A ameaça de retomada de
hostilidades no Oriente Médio ganhou novo contorno quando o presidente dos
Estados Unidos, Donald Trump, declarou nesta terça-feira, 21 de abril de 2026,
sua intenção de continuar bombardeando o Irã. A condição imposta é clara: se as
negociações de paz não resultarem em um acordo para estender o cessar-fogo até
a noite de quarta-feira, 22 de abril, a ação militar será uma possibilidade.
Esta postura, revelada em entrevista ao programa “Squawk Box” da CNBC, não
apenas intensifica a crise diplomática e militar em curso, mas também coloca em
risco a dignidade e a segurança de milhões de vidas, com amplas repercussões
para a estabilidade regional e o mercado global de energia.
“Espero continuar bombardeando
porque acho que essa é a melhor postura a se adotar”, declarou Trump. O
presidente não poupou elogios às Forças Armadas dos EUA, afirmando que
"estão ansiosas para entrar em ação" e que são "absolutamente
incríveis". Sua fala sublinha a tensão crescente e a iminência de um
conflito de larga escala.
O prazo apertado para um
possível acordo mobiliza a diplomacia internacional. O vice-presidente dos
Estados Unidos, JD Vance, juntamente com outros altos funcionários do governo
Trump, tem viagem programada ao Paquistão para uma segunda rodada de negociações.

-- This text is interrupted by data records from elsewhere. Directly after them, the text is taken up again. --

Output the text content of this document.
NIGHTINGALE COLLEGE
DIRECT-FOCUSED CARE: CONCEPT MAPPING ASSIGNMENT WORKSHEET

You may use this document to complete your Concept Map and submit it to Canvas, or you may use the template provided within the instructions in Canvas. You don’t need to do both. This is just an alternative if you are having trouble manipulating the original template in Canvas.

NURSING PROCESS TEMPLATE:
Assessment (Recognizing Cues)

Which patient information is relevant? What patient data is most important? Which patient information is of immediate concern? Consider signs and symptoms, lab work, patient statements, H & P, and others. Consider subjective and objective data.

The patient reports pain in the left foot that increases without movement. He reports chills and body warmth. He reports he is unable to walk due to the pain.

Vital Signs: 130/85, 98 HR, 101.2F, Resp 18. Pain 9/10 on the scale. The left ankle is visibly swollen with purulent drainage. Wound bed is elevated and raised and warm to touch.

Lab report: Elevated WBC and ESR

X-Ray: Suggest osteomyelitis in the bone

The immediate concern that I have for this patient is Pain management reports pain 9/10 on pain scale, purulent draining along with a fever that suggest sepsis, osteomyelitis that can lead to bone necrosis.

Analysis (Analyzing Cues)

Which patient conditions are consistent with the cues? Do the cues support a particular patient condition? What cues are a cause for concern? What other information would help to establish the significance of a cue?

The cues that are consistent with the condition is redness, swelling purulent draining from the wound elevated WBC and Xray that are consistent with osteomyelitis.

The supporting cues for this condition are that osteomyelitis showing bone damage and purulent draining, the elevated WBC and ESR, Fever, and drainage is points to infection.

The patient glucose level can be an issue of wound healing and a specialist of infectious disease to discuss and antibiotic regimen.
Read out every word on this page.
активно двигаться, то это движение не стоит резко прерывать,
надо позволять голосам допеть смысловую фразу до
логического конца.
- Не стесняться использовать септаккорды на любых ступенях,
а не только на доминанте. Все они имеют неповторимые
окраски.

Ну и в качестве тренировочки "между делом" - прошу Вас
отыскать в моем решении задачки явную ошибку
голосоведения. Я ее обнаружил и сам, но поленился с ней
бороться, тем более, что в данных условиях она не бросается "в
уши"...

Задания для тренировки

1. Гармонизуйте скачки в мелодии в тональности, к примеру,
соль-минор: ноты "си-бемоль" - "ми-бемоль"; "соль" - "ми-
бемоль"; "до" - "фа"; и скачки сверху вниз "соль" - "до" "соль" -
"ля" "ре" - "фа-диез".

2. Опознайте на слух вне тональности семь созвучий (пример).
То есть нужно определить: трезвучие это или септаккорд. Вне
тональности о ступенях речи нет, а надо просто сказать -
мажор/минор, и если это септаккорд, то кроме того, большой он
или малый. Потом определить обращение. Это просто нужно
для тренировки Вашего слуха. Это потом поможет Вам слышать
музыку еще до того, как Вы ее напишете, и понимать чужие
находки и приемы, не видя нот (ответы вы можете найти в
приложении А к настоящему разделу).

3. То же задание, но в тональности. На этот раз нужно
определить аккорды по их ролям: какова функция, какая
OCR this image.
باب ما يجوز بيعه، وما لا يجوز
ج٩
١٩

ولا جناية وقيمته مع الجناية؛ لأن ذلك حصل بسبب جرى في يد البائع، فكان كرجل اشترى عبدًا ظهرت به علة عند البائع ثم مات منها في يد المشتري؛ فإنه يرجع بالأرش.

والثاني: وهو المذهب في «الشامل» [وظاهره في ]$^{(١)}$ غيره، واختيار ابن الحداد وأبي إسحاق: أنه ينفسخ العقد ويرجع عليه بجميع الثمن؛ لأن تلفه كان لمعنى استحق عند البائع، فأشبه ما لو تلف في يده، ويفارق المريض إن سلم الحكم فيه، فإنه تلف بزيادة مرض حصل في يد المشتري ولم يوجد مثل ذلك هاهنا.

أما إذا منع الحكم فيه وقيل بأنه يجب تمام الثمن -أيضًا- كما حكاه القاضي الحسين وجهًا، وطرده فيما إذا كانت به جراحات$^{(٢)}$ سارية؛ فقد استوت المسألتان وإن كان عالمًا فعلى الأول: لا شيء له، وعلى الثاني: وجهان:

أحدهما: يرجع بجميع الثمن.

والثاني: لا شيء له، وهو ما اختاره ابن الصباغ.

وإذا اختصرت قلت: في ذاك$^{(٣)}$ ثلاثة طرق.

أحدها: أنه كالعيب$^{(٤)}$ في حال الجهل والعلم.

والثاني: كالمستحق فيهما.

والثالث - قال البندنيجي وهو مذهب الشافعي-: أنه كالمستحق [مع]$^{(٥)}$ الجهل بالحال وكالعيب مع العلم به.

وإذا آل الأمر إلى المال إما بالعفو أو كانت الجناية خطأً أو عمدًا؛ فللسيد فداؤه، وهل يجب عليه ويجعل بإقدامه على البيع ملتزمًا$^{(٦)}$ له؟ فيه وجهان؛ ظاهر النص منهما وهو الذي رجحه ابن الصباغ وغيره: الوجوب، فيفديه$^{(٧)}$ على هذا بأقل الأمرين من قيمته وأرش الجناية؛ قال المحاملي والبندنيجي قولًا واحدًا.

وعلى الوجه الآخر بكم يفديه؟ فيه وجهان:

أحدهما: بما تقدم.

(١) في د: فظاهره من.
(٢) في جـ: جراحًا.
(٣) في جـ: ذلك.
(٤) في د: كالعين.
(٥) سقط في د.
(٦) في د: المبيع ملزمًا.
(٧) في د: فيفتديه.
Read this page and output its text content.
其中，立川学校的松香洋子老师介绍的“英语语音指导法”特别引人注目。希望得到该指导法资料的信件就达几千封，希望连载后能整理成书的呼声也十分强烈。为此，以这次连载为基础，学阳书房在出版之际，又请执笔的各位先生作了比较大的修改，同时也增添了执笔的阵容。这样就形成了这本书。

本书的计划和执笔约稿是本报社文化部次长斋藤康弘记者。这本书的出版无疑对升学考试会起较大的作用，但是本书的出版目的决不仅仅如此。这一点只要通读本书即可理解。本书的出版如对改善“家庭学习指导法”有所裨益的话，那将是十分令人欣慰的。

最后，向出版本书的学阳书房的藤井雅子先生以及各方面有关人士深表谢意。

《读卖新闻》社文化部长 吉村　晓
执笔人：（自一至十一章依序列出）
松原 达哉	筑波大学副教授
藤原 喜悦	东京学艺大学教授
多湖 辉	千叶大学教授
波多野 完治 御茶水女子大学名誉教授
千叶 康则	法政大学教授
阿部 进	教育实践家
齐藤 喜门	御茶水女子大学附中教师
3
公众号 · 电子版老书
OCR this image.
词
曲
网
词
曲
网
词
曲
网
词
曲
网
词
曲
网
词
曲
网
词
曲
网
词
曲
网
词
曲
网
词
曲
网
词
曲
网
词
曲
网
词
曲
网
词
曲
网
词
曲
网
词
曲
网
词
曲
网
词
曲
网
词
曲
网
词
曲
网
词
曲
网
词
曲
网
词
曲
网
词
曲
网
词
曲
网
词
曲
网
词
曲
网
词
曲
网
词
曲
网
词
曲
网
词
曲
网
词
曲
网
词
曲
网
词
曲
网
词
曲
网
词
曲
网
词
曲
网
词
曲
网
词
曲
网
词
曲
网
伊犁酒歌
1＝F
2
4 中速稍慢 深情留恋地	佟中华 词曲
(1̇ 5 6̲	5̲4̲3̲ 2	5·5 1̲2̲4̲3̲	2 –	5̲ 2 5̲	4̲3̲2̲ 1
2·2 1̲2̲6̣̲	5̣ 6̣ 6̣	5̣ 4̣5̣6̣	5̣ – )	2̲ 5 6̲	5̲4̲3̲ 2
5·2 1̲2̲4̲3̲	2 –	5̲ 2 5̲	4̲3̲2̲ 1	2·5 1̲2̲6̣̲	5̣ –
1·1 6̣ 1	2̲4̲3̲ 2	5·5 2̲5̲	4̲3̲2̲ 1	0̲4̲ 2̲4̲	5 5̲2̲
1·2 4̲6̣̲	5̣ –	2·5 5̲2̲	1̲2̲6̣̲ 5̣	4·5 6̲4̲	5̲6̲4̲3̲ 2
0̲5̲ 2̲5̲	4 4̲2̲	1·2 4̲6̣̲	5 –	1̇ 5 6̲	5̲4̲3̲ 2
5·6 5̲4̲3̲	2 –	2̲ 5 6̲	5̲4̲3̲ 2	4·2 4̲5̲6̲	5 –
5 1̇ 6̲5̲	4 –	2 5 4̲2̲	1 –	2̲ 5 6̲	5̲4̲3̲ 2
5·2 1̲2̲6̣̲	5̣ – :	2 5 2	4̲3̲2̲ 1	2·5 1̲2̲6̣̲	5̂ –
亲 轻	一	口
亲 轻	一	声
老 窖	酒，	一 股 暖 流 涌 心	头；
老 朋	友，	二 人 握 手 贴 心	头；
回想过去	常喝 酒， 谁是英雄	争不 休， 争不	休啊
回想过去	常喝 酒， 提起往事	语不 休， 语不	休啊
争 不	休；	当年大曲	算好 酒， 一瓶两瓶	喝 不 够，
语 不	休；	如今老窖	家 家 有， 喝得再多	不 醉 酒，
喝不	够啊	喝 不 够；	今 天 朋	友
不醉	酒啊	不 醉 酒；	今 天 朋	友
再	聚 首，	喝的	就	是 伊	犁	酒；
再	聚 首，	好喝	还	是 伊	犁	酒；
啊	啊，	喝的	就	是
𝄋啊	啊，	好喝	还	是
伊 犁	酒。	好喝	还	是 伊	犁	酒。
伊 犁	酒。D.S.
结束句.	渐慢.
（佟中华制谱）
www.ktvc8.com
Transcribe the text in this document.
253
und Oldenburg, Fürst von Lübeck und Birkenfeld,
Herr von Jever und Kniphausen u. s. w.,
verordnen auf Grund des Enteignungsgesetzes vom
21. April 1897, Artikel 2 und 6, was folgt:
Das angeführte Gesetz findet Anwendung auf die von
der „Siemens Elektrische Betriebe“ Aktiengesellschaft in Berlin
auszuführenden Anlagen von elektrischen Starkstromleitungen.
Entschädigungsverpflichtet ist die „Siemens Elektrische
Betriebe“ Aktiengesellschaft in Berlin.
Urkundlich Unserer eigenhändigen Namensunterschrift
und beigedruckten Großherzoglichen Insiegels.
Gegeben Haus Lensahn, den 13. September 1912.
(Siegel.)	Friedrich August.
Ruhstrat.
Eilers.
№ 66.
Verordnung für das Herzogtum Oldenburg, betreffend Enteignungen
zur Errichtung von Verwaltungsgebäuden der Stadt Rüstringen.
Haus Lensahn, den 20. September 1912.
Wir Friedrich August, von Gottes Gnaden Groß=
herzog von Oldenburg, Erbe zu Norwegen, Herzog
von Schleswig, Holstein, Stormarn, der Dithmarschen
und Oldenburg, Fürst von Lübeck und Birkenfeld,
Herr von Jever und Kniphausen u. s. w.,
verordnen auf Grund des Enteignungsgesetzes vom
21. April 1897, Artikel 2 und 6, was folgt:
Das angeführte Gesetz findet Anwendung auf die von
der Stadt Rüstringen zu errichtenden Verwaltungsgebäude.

Contudo, o próprio presidente já havia declarado que considera "altamente
improvável" a extensão do prazo do cessar-fogo para além da noite de 22 de
abril.
Do lado iraniano, fontes
disseram à agência de notícias Reuters que Teerã ainda não tomou uma decisão
definitiva sobre participar de uma nova rodada de conversas de paz em
Islamabad. O objetivo é encerrar a guerra que Estados Unidos e Israel iniciaram
contra o Irã em 28 de fevereiro. Autoridades paquistanesas informaram que, caso
as delegações compareçam, elas chegariam somente na quarta-feira, 22 de abril,
deixando poucas horas para selar um acordo antes do fim da trégua de duas
semanas.
Trump já ameaçou reiniciar a
guerra e atacar a infraestrutura civil do Irã, a menos que o país aceite seus
termos. Uma primeira sessão de negociações, ocorrida há dez dias, não produziu
nenhum acordo significativo. Teerã vinha descartando uma segunda rodada de
conversas nesta semana, após os EUA se recusarem a encerrar o bloqueio
econômico e apreenderem um navio cargueiro iraniano.
Ainda assim, uma fonte paquistanesa envolvida nas discussões disse à Reuters que havia um esforço para a retomada das negociações na quarta-feira, 22 de abril, e a chegada do vice-presidente JD Vance a Islamabad era esperada. Um funcionário iraniano havia declarado à Reuters, na segunda-feira, 20 de abril de 2026, que Teerã estava "analisando positivamente" sua participação, mas ressaltou a espera para ver se suas condições seriam atendidas, incluindo o reconhecimento de seu direito de enriquecer urânio.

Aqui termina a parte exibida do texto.